As the days become shorter and the nights become longer… OurLocaltopia is excited by the new season and all of the great ways we can celebrate it. We’re absolutely crazy for fall. We love how fall brings a change in the air, the light, what’s in our gardens, and what’s on our stoves and in our ovens. Seasonality is a complete inspiration for us, therefore we have decided to issue several posts over the coming weeks devoted to Fall Baking and Cooking. Please join us as we explore fun and inventive ways to cook and bake with seasonal ingredients and with spices that remind us of this special time of year, as we focus on what inspires us to bake for friends and family.
Fall Baking: Nutella Cinnamon Buns
For our first fall baking post, we wanted to jump in with a recipe that is easy and a real crowd-pleaser: Nutella Cinnamon Buns, a recipe adapted from This Is A Cookbook by Max and Eli Sussman. What we love about this recipe is that it’s as tasty as it is easy. Nutella seems to be on most folk’s “favorite” list, and what’s great here too is that these buns are as good for breakfast as they are for dessert. Because these buns are yeasted (and we love a nice big generously-sized bun!) we chose to use an extra-deep baking pan (3”) to ensure that the buns did not overflow during the baking process. We hope you have as much fun with this recipe as we did! Enjoy!
Nutella Cinnamon Buns
Makes 12 Servings
1 package (2 ¼ tsp.) active dry yeast
1 tsp. granulated sugar, plus ¼ cup
½ cup whole milk
4 tbs. unsalted butter, room temperature
1 tsp. kosher salt
2 large eggs, beaten
1 tsp. vanilla extract
4 cups all-purpose flour, plus more for dusting
5 tbs. unsalted butter, plus more for baking dish
¾ cup packed dark brown sugar
¾ cup roughly chopped pecans
1 ½ cups Nutella (chocolate-hazelnut spread)
1 large egg, beaten
To make the dough, pour ½ cup warm water (about 110 degrees, no hotter!) into a small bowl.
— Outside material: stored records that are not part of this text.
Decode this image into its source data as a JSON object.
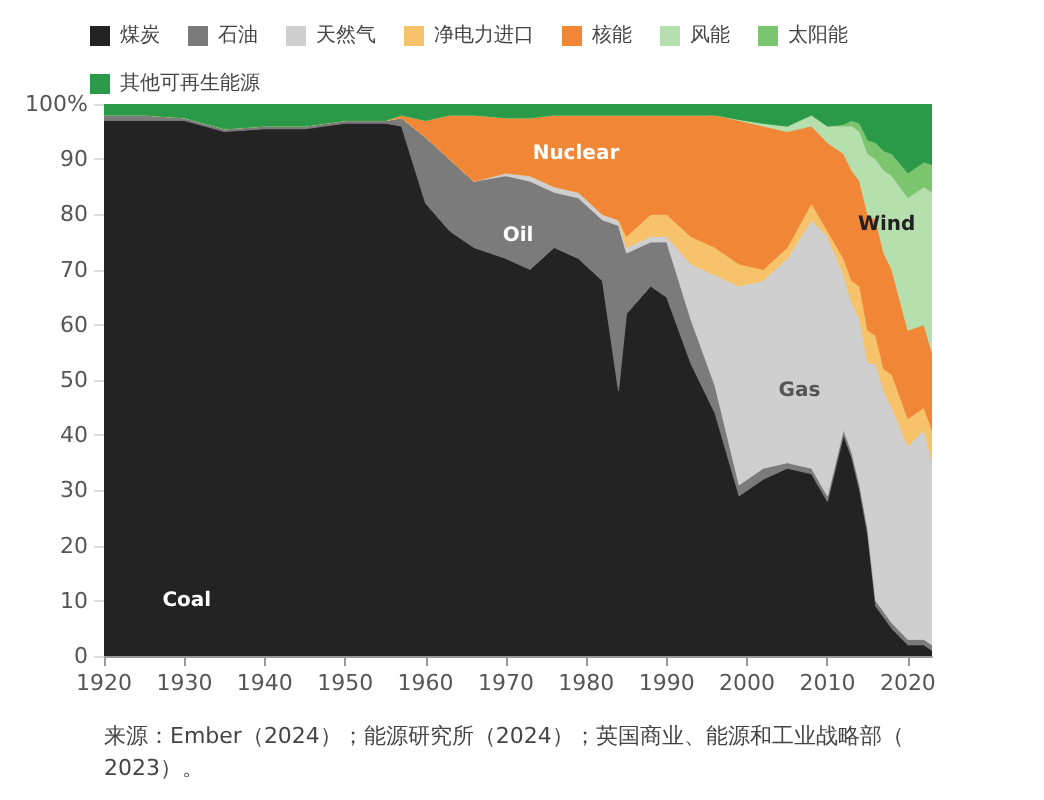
{
  "chart_data": {
    "type": "area",
    "stacked": true,
    "x": [
      1920,
      1925,
      1930,
      1935,
      1940,
      1945,
      1950,
      1955,
      1957,
      1960,
      1963,
      1966,
      1970,
      1973,
      1976,
      1979,
      1982,
      1984,
      1985,
      1988,
      1990,
      1993,
      1996,
      1999,
      2002,
      2005,
      2008,
      2010,
      2012,
      2013,
      2014,
      2015,
      2016,
      2017,
      2018,
      2020,
      2022,
      2023
    ],
    "series": [
      {
        "name": "煤炭",
        "color": "#232323",
        "values": [
          97,
          97,
          97,
          95,
          95.5,
          95.5,
          96.5,
          96.5,
          96,
          82,
          77,
          74,
          72,
          70,
          74,
          72,
          68,
          48,
          62,
          67,
          65,
          53,
          44,
          29,
          32,
          34,
          33,
          28,
          40,
          36,
          30,
          22,
          9,
          7,
          5,
          2,
          2,
          1
        ]
      },
      {
        "name": "石油",
        "color": "#7b7b7b",
        "values": [
          1,
          1,
          0.5,
          0.5,
          0.5,
          0.5,
          0.5,
          0.5,
          1.5,
          12,
          13,
          12,
          15,
          16,
          10,
          11,
          11,
          30,
          11,
          8,
          10,
          8,
          5,
          2,
          2,
          1,
          1,
          1,
          1,
          1,
          1,
          1,
          1,
          1,
          1,
          1,
          1,
          1
        ]
      },
      {
        "name": "天然气",
        "color": "#cfcfcf",
        "values": [
          0,
          0,
          0,
          0,
          0,
          0,
          0,
          0,
          0,
          0,
          0,
          0,
          0.5,
          1,
          1,
          1,
          1,
          1,
          1,
          1,
          1,
          10,
          20,
          36,
          34,
          37,
          45,
          47,
          28,
          27,
          30,
          30,
          43,
          40,
          39,
          35,
          38,
          33
        ]
      },
      {
        "name": "净电力进口",
        "color": "#f6c36a",
        "values": [
          0,
          0,
          0,
          0,
          0,
          0,
          0,
          0,
          0,
          0,
          0,
          0,
          0,
          0,
          0,
          0,
          0,
          0,
          2,
          4,
          4,
          5,
          5,
          4,
          2,
          2,
          3,
          1,
          3,
          4,
          6,
          6,
          5,
          4,
          6,
          5,
          4,
          6
        ]
      },
      {
        "name": "核能",
        "color": "#f08636",
        "values": [
          0,
          0,
          0,
          0,
          0,
          0,
          0,
          0,
          0.5,
          3,
          8,
          12,
          10,
          10.5,
          13,
          14,
          18,
          19,
          22,
          18,
          18,
          22,
          24,
          26,
          26,
          21,
          14,
          16,
          19,
          20,
          19,
          21,
          21,
          21,
          19,
          16,
          15,
          14
        ]
      },
      {
        "name": "风能",
        "color": "#b6dfae",
        "values": [
          0,
          0,
          0,
          0,
          0,
          0,
          0,
          0,
          0,
          0,
          0,
          0,
          0,
          0,
          0,
          0,
          0,
          0,
          0,
          0,
          0,
          0,
          0,
          0.2,
          0.5,
          1,
          2,
          3,
          5,
          8,
          9,
          11,
          11,
          15,
          17,
          24,
          25,
          29
        ]
      },
      {
        "name": "太阳能",
        "color": "#7cc56f",
        "values": [
          0,
          0,
          0,
          0,
          0,
          0,
          0,
          0,
          0,
          0,
          0,
          0,
          0,
          0,
          0,
          0,
          0,
          0,
          0,
          0,
          0,
          0,
          0,
          0,
          0,
          0,
          0,
          0,
          0.3,
          1,
          1.5,
          2.5,
          3,
          3.5,
          4,
          4.5,
          4.5,
          5
        ]
      },
      {
        "name": "其他可再生能源",
        "color": "#2a9a48",
        "values": [
          2,
          2,
          2.5,
          4.5,
          4,
          4,
          3,
          3,
          2,
          3,
          2,
          2,
          2.5,
          2.5,
          2,
          2,
          2,
          2,
          2,
          2,
          2,
          2,
          2,
          2.8,
          3.5,
          4,
          2,
          4,
          3.7,
          3,
          3.5,
          6.5,
          7,
          8.5,
          9,
          12.5,
          10.5,
          11
        ]
      }
    ],
    "xlim": [
      1920,
      2023
    ],
    "xticks": [
      1920,
      1930,
      1940,
      1950,
      1960,
      1970,
      1980,
      1990,
      2000,
      2010,
      2020
    ],
    "ylim": [
      0,
      100
    ],
    "yticks": [
      0,
      10,
      20,
      30,
      40,
      50,
      60,
      70,
      80,
      90,
      {
        "value": 100,
        "label": "100%"
      }
    ],
    "legend": "top",
    "annotations": [
      "Coal",
      "Oil",
      "Nuclear",
      "Gas",
      "Wind",
      "来源：Ember（2024）；能源研究所（2024）；英国商业、能源和工业战略部（2023）。"
    ]
  }
}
Add the yeast and the 1 tsp. granulated sugar and stir to dissolve. Let stand until foamy, 5-10 minutes. Meanwhile, in a small saucepan, heat the milk just until it begins to bubble. Remove from the heat and stir in the ¼ cup granulated sugar, the 4 tbs. butter, and the salt. Set aside until cool.
In a large bowl, stir together the yeast mixture, the milk mixture, the eggs, the vanilla, and half of the flour. Stir in the remaining flour, a little at a time. Turn the dough out onto a well-floured work surface and kneed, dusting with more flour as needed, until smooth ad not sticky, about 5 minutes. Alternately use a stand mixture with dough hook to incorporate and kneed ingredients until smooth and not sticky. Place in an oiled bowl and turn to coat. Cover and let rise in a warm place until doubled in volume, about 1 hour.
Preheat the oven to 375 degrees. Melt the 5 tbs. butter in a small saucepan over medium heat. Whisk in the brown sugar until smooth. Pour the brown sugar mixture into a greased pan (9 x 13 works, or two 8 inch rounds). Scatter pecans on top.
On a well-floured work surface, roll the dough out into a rectangle about 15 by 20 inches. Spread the Nutella over the dough in a thin layer, leaving a ½ -inch border uncovered on one long side. Brush the border with the beaten egg. Starting with the covered long side, roll the dough gently into a cylinder, pressing to seal the seam with the egg. Sprinkle all over with cinnamon. Cut crosswise into 12 rounds and place in the baking dish on top of the pecans. Bake until golden brown, 20 – 25 minutes. Let cool slightly, then invert onto a large platter. Spread any of the brown-sugar mixture left in the dish onto the rolls and serve.